Pulse-Width Saturation and Kelly-Sideband Shift in a Graphene-Nanosheet Mode-Locked Fiber Laser with Weak Negative Dispersion

The optimized soliton mode locking of the erbium-doped fiber laser (EDFL) and its pulse-shortening dynamic with the graphene nanosheet is demonstrated by precisely detuning the weakly negative group-delay dispersion (GDD) and maintaining strong self-phase-modulation (SPM), to obtain the shortest pulse width of 449 fs with a spectral linewidth of 6.02 nm. The pulse evolution with the mode-locking mechanism changing from the self-amplitude-modulation of the saturable absorber, to the soliton compression caused by the GDD and SPM is experimentally and numerically investigated in detail. Under high pumping powers, the enlarged up-chirp inside the EDFL cavity can induce a significant Kelly-sideband shift of up to 0.5 nm.

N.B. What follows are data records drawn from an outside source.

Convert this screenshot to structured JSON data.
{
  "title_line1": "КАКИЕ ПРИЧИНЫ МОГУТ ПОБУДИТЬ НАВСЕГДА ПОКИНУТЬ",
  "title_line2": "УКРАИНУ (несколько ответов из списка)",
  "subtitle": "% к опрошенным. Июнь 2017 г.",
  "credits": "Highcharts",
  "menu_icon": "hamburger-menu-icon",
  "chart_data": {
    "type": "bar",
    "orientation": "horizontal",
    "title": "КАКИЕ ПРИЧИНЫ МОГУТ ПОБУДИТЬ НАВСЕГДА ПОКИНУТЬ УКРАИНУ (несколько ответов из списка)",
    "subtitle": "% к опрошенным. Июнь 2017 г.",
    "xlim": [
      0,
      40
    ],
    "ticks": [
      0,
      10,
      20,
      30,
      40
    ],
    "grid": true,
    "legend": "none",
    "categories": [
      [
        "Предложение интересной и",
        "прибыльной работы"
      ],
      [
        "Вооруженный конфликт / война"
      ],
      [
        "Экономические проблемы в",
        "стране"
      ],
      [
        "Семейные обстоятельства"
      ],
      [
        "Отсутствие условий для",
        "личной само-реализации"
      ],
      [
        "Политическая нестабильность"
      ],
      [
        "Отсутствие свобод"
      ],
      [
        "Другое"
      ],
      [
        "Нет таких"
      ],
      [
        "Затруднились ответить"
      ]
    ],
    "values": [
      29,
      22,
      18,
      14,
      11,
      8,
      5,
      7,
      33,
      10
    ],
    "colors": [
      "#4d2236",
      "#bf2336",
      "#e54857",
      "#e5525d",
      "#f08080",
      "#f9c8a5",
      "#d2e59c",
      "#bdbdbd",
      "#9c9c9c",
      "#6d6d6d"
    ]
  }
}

The passively-mode-locked EDFL pulse width is controllable by detuning the GDD and SPM parameters, so that the pulse width can be compressed from 642 to 449 fs while reducing the negative GDD from $-0.354$ to $-0.154{\mathrm{ps}}^2$. The compression ratio can be also improved by strengthening the SPM at this stage.

Figure 1

(a) A photograph of the electrochemical exfoliation process and SEM images of graphene nanosheets obtained at dc voltages of $+3$ and $+6\mathrm{V}$. (b) The Raman scattering spectra. (c) Nonlinear transmittances. (d) Normalized absorbance of graphene nanosheets obtained at dc voltages of $+3$ and $+6\mathrm{V}$.

Figure 2

(a) The configuration of the passively-mode-locked EDFL with a graphene nanosheet. (b) The simulated pulse width and compression ratio of the passively-mode-locked EDFL versus cavity GDD with the given parameters. (SA represents saturable absorber.)

Figure 3

The autocorrelation traces and optical spectra of the passively-mode-locked EDFLs at different pumping powers with graphene nanosheets obtained by using the dc voltages of $+3$ and $+6\mathrm{V}$.

Figure 4

(a) The variations of pulse width and (b) spectral linewidth of the passively-mode-locked EDFLs at different pumping powers with the graphene nanosheets obtained by using the dc voltages of $+3$ and $+6\mathrm{V}$.

Figure 5

The shift of the Kelly-sideband peak in the pulse spectrum of the passively-mode-locked EDFL with a graphene nanosheet obtained by $+3\mathrm{V}$ under different pumping power.

Figure 6

(a) The optical spectra of the passively-mode-locked EDFLs with and without the graphene nanosheet in the wavelength domain. (b) The optical spectra of the passively-mode-locked EDFLs with and without the graphene nanosheet in the frequency domain.

Figure 7

(a) The experimental and simulated pulse-width variation versus different GDD by changing the SMF length. (b) The simulated compression ratio $\tau :{\tau }_0$ versus different GDD under the altering ${\delta }_n$ coefficients.